The researchers say their ultra-efficient 3D-printed catalysts could help solve the challenge of overheating in hypersonic aircraft and offer a revolutionary solution to thermal management across many industries.

Recent lab demonstrations have shown that 3D-printed catalysts could potentially be used to power hypersonic flight while simultaneously cooling the system.

The research is published in the Royal Society of Chemistry journal, Chemical Communications.

Only a few experimental planes have reached hypersonic speed (defined as above Mach 5 - over 6,100km an hour or 1.7km per second).

In theory, a hypersonic aircraft could travel from London to Sydney in four hours but many challenges remain in the development of hypersonic air travel, such as the extreme heat levels.

Lead researcher Dr Selvakannan Periasamy says the work tackles one of the biggest challenges in the development of hypersonic aircraft: controlling the incredible heat that builds up when planes fly at more than five times the speed of sound.
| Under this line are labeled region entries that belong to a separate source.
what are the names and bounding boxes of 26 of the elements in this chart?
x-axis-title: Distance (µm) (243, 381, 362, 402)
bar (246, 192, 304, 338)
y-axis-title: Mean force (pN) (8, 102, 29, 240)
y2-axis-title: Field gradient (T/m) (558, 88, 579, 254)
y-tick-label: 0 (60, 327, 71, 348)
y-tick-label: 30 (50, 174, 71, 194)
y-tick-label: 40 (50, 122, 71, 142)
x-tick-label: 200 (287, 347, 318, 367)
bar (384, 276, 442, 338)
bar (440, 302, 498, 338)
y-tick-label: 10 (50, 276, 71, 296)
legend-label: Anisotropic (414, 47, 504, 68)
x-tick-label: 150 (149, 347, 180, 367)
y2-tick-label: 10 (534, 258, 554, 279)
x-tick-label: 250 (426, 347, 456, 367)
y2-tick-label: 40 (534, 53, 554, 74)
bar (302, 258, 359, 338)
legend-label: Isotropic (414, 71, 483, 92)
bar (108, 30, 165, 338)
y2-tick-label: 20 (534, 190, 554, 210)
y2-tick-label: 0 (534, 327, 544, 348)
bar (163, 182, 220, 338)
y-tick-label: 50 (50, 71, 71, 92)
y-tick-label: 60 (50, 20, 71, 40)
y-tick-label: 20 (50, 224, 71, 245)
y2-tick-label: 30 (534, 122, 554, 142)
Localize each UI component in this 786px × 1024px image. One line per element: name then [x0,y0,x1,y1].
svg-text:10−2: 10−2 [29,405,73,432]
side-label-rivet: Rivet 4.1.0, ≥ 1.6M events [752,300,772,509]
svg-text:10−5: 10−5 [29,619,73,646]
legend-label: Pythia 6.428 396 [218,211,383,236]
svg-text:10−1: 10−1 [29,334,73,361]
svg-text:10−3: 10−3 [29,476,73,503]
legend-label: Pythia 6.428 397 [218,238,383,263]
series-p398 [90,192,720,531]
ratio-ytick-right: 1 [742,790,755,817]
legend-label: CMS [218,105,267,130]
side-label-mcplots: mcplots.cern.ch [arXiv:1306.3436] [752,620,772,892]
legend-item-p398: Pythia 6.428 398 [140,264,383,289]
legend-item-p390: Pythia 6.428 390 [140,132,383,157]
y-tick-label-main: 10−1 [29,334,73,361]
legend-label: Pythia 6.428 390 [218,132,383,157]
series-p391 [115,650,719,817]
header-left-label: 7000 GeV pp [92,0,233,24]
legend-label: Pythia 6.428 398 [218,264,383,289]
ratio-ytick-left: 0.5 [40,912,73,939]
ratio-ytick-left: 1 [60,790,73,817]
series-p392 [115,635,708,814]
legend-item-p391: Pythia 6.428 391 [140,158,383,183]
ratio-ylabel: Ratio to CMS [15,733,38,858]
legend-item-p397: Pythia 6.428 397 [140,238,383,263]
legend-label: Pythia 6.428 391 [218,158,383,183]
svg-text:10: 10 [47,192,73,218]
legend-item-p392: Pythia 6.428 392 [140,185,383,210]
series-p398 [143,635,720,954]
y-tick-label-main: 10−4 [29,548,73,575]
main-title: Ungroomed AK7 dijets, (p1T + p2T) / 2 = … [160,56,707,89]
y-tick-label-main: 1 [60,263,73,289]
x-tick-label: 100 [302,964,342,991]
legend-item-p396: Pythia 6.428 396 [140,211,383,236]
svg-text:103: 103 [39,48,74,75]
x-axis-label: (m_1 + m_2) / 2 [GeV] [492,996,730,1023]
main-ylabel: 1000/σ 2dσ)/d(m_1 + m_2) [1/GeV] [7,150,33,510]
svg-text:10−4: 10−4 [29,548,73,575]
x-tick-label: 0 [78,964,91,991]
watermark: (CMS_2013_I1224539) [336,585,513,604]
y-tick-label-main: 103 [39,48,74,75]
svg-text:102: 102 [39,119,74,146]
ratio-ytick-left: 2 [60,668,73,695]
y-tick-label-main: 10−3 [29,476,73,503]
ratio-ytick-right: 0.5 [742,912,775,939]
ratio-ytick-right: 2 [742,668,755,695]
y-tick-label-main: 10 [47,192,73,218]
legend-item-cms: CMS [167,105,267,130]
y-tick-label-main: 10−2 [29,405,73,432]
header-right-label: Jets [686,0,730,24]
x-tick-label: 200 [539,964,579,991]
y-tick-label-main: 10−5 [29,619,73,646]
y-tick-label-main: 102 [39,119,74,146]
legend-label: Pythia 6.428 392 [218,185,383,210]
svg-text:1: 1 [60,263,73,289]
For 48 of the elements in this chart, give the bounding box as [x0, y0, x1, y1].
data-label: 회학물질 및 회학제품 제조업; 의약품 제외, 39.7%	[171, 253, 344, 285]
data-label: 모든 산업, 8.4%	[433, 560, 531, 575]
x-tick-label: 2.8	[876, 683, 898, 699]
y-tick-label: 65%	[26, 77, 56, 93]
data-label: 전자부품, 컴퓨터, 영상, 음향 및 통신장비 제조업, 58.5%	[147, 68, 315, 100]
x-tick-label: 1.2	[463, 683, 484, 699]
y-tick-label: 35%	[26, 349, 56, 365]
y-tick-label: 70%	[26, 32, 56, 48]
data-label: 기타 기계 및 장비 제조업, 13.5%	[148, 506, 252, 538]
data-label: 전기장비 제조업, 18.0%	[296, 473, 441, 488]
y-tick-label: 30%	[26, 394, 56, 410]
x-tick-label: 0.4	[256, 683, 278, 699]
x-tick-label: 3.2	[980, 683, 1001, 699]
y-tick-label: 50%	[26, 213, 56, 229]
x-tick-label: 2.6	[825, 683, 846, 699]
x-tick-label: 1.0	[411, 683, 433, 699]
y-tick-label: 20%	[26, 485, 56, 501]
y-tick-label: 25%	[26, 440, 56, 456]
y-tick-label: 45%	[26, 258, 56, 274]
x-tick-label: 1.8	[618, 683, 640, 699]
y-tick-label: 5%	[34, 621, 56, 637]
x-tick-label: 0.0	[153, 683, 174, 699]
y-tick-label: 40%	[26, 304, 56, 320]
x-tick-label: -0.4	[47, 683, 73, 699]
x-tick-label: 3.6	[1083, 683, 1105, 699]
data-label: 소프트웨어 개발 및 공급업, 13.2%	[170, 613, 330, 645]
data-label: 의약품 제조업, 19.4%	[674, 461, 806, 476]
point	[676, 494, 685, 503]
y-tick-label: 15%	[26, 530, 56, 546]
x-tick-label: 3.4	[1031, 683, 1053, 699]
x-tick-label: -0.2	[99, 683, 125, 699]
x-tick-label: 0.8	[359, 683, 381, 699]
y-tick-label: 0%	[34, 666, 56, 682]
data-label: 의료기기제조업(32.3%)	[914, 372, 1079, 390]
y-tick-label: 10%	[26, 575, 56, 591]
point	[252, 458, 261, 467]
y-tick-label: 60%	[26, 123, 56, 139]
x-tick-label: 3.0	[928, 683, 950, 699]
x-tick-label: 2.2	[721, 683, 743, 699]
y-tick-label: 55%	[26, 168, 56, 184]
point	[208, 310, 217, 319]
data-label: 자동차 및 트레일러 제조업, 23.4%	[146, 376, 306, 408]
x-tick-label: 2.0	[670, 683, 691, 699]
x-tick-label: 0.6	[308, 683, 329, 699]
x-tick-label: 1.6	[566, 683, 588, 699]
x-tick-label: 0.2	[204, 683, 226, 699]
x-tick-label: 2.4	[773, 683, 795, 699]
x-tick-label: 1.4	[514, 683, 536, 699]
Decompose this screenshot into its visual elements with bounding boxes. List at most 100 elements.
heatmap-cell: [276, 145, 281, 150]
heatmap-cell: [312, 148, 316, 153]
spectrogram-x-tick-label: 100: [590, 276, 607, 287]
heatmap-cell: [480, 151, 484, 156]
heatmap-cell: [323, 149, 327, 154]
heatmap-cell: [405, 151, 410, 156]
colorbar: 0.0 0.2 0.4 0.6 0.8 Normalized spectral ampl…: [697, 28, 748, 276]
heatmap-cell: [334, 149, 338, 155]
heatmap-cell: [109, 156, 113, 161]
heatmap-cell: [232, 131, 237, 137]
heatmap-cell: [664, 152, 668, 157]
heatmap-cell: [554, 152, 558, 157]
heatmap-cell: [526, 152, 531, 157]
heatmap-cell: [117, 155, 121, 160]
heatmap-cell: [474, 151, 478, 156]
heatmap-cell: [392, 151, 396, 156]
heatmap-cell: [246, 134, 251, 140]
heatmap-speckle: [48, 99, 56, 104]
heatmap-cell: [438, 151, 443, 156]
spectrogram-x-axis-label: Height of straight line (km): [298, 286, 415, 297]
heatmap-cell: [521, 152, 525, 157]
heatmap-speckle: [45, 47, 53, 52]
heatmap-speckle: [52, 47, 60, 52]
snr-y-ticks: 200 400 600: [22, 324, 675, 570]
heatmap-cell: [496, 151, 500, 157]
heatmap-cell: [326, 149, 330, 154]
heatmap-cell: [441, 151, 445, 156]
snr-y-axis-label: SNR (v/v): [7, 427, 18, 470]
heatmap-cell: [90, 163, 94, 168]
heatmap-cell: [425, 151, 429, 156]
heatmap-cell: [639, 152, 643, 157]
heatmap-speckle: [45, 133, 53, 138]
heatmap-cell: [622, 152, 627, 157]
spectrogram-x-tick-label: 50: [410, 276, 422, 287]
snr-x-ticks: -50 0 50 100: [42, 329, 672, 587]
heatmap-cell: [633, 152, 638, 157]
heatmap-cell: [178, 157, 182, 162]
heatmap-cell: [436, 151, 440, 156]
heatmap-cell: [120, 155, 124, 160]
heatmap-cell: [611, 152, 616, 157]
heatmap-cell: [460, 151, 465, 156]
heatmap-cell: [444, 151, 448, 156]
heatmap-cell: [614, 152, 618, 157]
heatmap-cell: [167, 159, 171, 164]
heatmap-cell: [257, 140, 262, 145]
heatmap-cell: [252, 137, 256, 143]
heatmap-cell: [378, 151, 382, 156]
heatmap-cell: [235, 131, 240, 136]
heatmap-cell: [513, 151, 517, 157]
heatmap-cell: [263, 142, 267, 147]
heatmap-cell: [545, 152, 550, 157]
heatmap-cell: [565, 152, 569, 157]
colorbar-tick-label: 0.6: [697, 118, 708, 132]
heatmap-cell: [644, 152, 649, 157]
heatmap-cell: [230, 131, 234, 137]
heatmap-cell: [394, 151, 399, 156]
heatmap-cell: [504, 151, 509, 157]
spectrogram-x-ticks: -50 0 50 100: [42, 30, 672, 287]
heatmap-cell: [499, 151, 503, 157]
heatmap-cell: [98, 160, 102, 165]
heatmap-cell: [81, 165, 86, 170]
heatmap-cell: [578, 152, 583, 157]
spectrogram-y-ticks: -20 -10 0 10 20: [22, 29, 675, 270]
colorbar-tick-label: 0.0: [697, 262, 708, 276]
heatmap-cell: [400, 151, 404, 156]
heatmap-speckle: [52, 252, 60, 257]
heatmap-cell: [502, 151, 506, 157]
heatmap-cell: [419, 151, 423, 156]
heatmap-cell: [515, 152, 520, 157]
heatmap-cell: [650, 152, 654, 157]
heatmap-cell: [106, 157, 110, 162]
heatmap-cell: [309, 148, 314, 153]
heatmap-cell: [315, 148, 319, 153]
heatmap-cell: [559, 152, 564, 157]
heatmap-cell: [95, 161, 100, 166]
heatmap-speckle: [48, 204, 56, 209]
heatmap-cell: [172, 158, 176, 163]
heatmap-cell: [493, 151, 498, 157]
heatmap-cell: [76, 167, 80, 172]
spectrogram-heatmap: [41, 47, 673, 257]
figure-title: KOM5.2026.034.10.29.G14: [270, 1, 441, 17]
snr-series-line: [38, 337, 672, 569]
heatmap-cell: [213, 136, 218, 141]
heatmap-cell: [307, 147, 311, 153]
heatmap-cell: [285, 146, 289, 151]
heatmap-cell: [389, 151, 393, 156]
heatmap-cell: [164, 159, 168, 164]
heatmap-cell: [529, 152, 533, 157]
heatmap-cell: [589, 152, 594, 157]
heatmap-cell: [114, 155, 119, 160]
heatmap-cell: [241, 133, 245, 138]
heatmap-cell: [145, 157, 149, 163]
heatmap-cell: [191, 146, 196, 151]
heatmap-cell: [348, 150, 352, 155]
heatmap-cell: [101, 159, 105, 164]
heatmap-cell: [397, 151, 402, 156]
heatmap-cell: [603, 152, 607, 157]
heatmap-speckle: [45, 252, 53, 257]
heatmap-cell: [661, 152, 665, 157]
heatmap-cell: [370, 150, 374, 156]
“Our lab tests show the 3D-printed catalysts we’ve developed have great promise for fuelling the future of hypersonic flight,” Dr Periasamy said.

“Powerful and efficient, they offer an exciting potential solution for thermal management in aviation - and beyond.

“With further development, we hope this new generation of ultra-efficient 3D printed catalysts could be used to transform any industrial process where overheating is an ever-present challenge.”

First author and PhD researcher Roxanne Hubesch said using fuel as a coolant is one of the most promising experimental approaches to the overheating problem.

“Fuels that can absorb heat while powering an aircraft are a key focus for scientists, but this idea relies on heat-consuming chemical reactions that need highly efficient catalysts,” Hubesch said.

“Additionally, the heat exchangers where the fuel comes in contact with the catalysts must be as small as possible, because of the tight volume and weight constraints in hypersonic aircraft.”

To make the new catalysts, the team 3D-printed tiny heat exchangers made of metal alloys and coated them with synthetic minerals known as zeolites.

They replicated at lab scale the extreme temperatures and pressures experienced by the fuel at hypersonic speeds, to test the functionality of their design.

When the 3D printed structures heat up, some of the metal moves into the zeolite framework– a process crucial to the unprecedented efficiency of the new catalysts.

“Our 3D printed catalysts are like miniature chemical reactors and what makes them so incredibly effective is that mix of metal and synthetic minerals,” Hubesch said.

“It’s an exciting new direction for catalysis, but we need more research to fully understand this process and identify the best combination of metal alloys for the greatest impact.”

The research team is based at RMIT’s Centre for Advanced Materials and Industrial Chemistry (CAMIC), whose director Professor Suresh Bhargava says the trillion-dollar chemical industry is largely based on old catalytic technology.

“This third generation of catalysis can be linked with 3D-printing to create new complex designs that were previously not possible,” Dr Bhargava said.

“Our new 3D-printed catalysts represent a radical new approach that has real potential to revolutionise the future of catalysis around the world.”